JG - Repatriation to repair damage - Rastafarians
Repatriation to repair damage - Rastafarians
published: Wednesday July 18, 2007
The Rastafarian movement wants repatriation to be included as part of claims for treatment during slavery,from Britain.
The group raised the issue at a special select committee on reparation for slavery, which met at Gordon House yesterday.
Ambassador of the Almighty Rastafarian Kingdom, Queen Mother Moses, Dr. Marcia Stewart, raised the issue while addressing the Committee. She pointed out that more individuals and groups are reclaiming their African identity.
"Therefore, the committee must consider in the repairing of the damage, reparation and repatriation because even in the legal recourse for the trafficking in human beings, those human beings are restored to wherever they originated from," she argued.
"So, for those who want to return to their land of origin, the continent of Africa, we can't talk about the repairing of the damage without having repatriation as a primary component of the repairing of the damage," she added.
Committee member Mike Henry who had first brought the motion on reparation to the House supported Dr. Stewart's point.
"My procedure as a singular person is to demand that you (Britain) pay the state of Jamaica in economic proportion to what you pay to the slave owners, but that a reservation must be within that for repatriation," he said.
Critical of comments
Meanwhile, former Jamaican envoy to Nigeria, Dudley Thompson, was very critical of comments made in the past by the British Government that there was no evidence that slavery had affected the African and Caribbean Diaspora.
He argued that the political representatives in putting forward their arguments for reparation should show that there is a clear link between the history of slavery and Jamaica's problems.
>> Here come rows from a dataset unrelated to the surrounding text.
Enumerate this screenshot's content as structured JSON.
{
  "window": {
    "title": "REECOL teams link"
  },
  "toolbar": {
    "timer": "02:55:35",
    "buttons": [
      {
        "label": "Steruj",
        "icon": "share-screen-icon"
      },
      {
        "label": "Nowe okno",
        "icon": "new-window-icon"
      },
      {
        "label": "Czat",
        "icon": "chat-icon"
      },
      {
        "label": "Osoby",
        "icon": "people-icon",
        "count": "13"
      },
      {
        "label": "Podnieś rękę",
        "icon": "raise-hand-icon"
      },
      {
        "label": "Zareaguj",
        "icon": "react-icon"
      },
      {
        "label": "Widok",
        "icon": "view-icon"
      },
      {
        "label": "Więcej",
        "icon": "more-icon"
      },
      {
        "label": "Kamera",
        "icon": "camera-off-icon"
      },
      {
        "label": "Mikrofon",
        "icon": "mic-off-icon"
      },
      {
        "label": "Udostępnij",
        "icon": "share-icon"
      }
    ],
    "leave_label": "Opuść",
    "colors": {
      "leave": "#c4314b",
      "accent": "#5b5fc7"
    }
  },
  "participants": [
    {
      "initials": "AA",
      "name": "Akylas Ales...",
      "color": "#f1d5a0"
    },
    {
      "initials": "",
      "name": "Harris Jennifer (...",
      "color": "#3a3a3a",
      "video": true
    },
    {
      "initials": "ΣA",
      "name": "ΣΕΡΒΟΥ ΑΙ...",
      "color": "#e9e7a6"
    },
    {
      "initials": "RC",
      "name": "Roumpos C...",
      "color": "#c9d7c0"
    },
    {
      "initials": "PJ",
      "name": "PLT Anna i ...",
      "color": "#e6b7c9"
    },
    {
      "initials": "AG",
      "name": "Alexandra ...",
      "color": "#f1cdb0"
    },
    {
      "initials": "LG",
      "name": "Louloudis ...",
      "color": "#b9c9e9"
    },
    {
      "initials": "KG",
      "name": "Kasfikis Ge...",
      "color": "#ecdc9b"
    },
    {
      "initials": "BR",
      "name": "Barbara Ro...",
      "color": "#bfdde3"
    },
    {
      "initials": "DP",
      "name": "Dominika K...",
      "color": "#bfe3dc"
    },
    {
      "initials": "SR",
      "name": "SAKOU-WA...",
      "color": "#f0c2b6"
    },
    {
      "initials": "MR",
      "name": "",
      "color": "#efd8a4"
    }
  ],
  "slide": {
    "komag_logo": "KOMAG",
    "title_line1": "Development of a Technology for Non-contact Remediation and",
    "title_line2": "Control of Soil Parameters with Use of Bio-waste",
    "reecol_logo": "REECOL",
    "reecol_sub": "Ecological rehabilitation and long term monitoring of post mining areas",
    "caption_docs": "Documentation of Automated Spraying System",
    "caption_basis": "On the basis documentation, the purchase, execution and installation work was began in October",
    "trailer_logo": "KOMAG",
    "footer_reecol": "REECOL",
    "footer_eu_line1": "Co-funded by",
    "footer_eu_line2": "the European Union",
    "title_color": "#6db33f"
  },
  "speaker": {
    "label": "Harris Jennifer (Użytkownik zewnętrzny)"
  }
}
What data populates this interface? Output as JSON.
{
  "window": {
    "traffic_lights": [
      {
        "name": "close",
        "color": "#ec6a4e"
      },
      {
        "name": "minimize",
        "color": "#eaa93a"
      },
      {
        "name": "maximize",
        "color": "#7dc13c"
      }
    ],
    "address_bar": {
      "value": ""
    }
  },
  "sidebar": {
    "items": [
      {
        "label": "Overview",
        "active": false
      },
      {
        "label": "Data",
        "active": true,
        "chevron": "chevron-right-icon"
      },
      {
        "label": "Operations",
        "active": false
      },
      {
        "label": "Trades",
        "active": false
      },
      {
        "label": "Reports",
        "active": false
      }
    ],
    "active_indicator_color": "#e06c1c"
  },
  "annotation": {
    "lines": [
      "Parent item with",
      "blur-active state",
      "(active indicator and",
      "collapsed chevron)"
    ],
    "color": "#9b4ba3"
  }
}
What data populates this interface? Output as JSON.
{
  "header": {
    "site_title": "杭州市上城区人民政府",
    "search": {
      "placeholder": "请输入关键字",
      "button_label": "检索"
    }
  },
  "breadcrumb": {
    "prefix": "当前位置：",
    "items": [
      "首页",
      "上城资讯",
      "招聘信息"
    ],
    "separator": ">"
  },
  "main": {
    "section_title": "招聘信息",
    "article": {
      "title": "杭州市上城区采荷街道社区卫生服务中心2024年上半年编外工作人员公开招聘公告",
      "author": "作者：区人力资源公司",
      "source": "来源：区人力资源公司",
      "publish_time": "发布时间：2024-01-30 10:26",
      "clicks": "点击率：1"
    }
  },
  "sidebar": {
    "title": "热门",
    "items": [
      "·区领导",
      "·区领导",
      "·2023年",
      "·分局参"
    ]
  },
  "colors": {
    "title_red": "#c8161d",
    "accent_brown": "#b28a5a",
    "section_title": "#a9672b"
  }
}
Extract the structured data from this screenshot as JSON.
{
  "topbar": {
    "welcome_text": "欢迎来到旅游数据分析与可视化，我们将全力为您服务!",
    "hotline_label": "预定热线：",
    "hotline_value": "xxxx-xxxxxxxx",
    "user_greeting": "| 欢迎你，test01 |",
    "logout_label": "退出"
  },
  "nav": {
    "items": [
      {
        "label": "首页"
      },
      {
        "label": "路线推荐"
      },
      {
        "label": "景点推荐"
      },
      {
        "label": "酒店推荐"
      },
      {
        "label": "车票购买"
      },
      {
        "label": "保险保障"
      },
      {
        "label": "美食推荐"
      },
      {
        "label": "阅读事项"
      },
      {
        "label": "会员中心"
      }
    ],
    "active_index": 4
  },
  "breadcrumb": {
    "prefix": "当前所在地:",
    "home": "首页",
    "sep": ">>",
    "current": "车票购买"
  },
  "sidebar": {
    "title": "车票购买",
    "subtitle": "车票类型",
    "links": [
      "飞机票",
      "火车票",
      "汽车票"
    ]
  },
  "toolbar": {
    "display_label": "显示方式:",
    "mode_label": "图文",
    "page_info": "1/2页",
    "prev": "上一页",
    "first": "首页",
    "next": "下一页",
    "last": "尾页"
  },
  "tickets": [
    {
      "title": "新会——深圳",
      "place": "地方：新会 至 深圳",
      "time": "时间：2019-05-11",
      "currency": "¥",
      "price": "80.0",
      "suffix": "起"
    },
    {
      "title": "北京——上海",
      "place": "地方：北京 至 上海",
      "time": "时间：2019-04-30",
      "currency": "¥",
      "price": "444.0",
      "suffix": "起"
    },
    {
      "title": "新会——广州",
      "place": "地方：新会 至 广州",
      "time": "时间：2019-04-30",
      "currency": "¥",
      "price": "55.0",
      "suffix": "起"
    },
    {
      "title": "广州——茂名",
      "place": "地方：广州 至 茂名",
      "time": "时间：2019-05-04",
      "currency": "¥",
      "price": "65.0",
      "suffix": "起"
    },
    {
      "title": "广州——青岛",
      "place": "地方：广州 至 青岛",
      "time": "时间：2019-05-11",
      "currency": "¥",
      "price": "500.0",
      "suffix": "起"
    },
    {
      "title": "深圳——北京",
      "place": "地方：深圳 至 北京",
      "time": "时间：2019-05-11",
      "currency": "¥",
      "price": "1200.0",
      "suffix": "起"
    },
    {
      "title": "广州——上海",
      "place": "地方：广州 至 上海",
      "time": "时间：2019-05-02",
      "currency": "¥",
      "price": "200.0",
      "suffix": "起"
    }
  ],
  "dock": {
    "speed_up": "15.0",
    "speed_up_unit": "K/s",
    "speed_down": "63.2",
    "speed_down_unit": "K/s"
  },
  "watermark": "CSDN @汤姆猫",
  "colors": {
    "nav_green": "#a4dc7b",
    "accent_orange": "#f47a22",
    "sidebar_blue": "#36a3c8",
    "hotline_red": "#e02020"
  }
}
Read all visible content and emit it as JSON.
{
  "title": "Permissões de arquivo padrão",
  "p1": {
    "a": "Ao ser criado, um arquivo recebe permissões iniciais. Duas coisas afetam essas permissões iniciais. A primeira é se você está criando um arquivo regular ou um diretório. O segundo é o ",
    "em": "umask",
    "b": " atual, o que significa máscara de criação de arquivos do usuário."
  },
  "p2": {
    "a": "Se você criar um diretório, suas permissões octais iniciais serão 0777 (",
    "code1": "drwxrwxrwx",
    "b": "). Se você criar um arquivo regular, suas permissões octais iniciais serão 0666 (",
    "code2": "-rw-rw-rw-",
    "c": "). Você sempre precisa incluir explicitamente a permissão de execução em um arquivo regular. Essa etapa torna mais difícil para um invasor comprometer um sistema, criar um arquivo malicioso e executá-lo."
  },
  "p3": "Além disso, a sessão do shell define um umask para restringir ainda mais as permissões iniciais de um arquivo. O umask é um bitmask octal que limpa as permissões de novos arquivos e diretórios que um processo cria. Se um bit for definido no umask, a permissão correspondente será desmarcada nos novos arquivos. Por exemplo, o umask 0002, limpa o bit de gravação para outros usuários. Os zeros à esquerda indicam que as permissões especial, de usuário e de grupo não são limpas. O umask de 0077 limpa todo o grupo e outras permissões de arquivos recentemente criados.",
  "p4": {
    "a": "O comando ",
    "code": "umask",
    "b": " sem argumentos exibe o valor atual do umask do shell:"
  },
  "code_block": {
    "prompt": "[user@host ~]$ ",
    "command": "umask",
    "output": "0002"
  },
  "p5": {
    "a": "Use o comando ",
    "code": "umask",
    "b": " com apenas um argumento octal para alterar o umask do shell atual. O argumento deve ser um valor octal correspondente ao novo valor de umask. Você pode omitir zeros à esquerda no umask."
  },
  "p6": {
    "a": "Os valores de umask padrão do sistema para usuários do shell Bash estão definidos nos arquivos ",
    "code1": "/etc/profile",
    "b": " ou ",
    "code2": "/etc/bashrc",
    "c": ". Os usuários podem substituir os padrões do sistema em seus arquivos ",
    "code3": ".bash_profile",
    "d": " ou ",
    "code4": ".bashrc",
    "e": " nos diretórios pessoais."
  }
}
"Our position, as a joint position of the entire Government of this country, should have as its first ingredient, a national position, where we agree to assert that there is a clear link between the history of slavery and many of Jamaica's problems today including crime, poverty (and) family break down," he said.
On Sunday, during a Pan Afrikan Movement Summit which is now on at the University of the West Indies, Ambassador Thompson demanded an apology from the former colonial power. Yesterday, he again pressed for this apology.
The committee is expected to make a report to Parliament ahead of its dissolution to accommodate the general election next month.